Essas angulações revelam que o corpo não flui simultaneamente. Representam uma
fragmentação da integridade da personalidade, típica do esquizóide ou do esquizofrênico. O
termo esquizóide significa ruptura, cisão. Se a cisão incide na personalidade, deve existir
também a nível corporal, energético. A pessoa é seu corpo. Há alguns anos atrás, meus
colegas e eu fomos convidados a fazer uma palestra e uma demonstração da bioenergética
para um grupo de médicos e estudantes do National Institute of Mental Health (Instituto
Nacional de Saúde Mental). Em minha palestra, discuti a relação íntima existente entre o
corpo e a personalidade.

Após as palestras, fomos solicitados a demonstrar nossa capacidade de fazer um


diagnóstico psiquiátrico do corpo, sem conhecer coisa alguma a respeito do indivíduo.
Fomos apresentados sucessivamente a várias pessoas que estavam sendo estudadas pelo
grupo de NIMH. Pedi a cada uma delas que assumisse a posição de tensão fundamental
descrita acima, para que pudesse avaliar a forma de alinhamento do seu corpo. Após ter
observado o corpo por um breve período de tempo, meus companheiros e eu fomos
colocados em salas separadas, e chamado sim por vez, para fornecer o diagnóstico, de
modo que não podíamos nos consultar.

Todos nós fizemos o mesmo diagnóstico o que, por sua vez, coincidiu com os dados dos
grupos do NIMH. Em dois dos pacientes, a ruptura das linhas do corpo era tão clara que a
diagnose de personalidade esquizóide fora uma questão simples. No terceiro caso, uma
rigidez excessiva fora a qualidade predominante. Um dos indivíduos esquizóides tinha uma
condição estranha: os olhos eram de cores diferentes. Quando ressaltei esse fato, fiquei
surpreso ao ver que nenhuma das pessoas da sala o havia notado. Como tantos outros
psicólogos e psiquiatras, haviam sido treinados para ouvir e não para ver. Estavam
interessados na mente e na história do paciente, não no seu corpo e na sua expressão. Ainda
não haviam aprendido a ler a linguagem do corpo.

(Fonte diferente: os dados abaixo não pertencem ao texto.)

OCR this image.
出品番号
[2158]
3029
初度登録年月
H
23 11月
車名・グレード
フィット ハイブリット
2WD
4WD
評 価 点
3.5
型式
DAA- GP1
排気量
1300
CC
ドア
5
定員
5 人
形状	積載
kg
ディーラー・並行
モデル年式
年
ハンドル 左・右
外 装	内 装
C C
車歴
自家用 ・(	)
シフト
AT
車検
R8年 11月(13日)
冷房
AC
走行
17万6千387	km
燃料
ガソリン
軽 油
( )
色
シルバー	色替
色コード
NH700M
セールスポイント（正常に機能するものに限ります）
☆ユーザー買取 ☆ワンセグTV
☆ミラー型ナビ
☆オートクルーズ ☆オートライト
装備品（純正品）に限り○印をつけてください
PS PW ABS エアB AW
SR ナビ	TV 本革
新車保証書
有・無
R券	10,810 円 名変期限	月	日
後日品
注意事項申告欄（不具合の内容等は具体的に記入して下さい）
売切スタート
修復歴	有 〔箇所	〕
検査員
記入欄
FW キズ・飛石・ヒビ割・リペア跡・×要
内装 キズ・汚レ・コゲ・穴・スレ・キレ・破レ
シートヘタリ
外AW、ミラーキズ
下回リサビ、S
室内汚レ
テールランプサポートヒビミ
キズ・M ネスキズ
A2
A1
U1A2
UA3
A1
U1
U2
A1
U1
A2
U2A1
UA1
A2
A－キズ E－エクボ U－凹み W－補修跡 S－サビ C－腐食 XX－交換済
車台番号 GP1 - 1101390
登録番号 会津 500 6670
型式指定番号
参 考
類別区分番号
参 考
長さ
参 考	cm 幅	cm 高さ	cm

Os distúrbios do corpo, tal qual foram esboçados acima, formam a base dos sintomas que
fazem com que o indivíduo busque a terapia. O indivíduo rígido será inflexível e fechado
em situações que pedem brandura e generosidade. Ao indivíduo cujas costas são
excessivamente moles faltará a agressividade necessária a certas situações. Todos os
pacientes sentem uma falta de harmonia consigo mesmos e com o mundo. Nestes casos, a
prática do exercício da curvatura não irá restaurar tal harmonia, dado que não podem
praticá-lo corretamente, mas irá ajudar a fazer com que sintam as tensões do corpo que não
permitem uma execução correta. Tais tensões podem ser relaxadas através de outros
exercícios bioenergéticos, alguns dos quais serão descritos em capítulos subsequentes deste
livro.

Não hesito nem vacilo quando digo que uma pessoa que pratica corretamente a curvatura
está em harmonia com o universo; jamais vi alguém com um sério problema emocional que
fosse capaz de executá-la corretamente. Não é uma questão de prática, pois tal posição não
pode ser aprendida. Não é uma posição estática, pois nela a pessoa deve respirar profunda e
plenamente. Deve-se ser capaz de manter o funcionamento e a integridade do corpo sob
pressão. A prática regular do exercício, entretanto, ajuda bastante no sentido de manter a
pessoa em contato com seu corpo, de fazê-la sentir seus distúrbios, compreendendo-lhes o
significado. Além disso, ajuda-a a manter a sensação de harmonia com o universo, uma vez
que realmente a tenha alcançado. E esse é um grande desafio numa cultura tecnológica.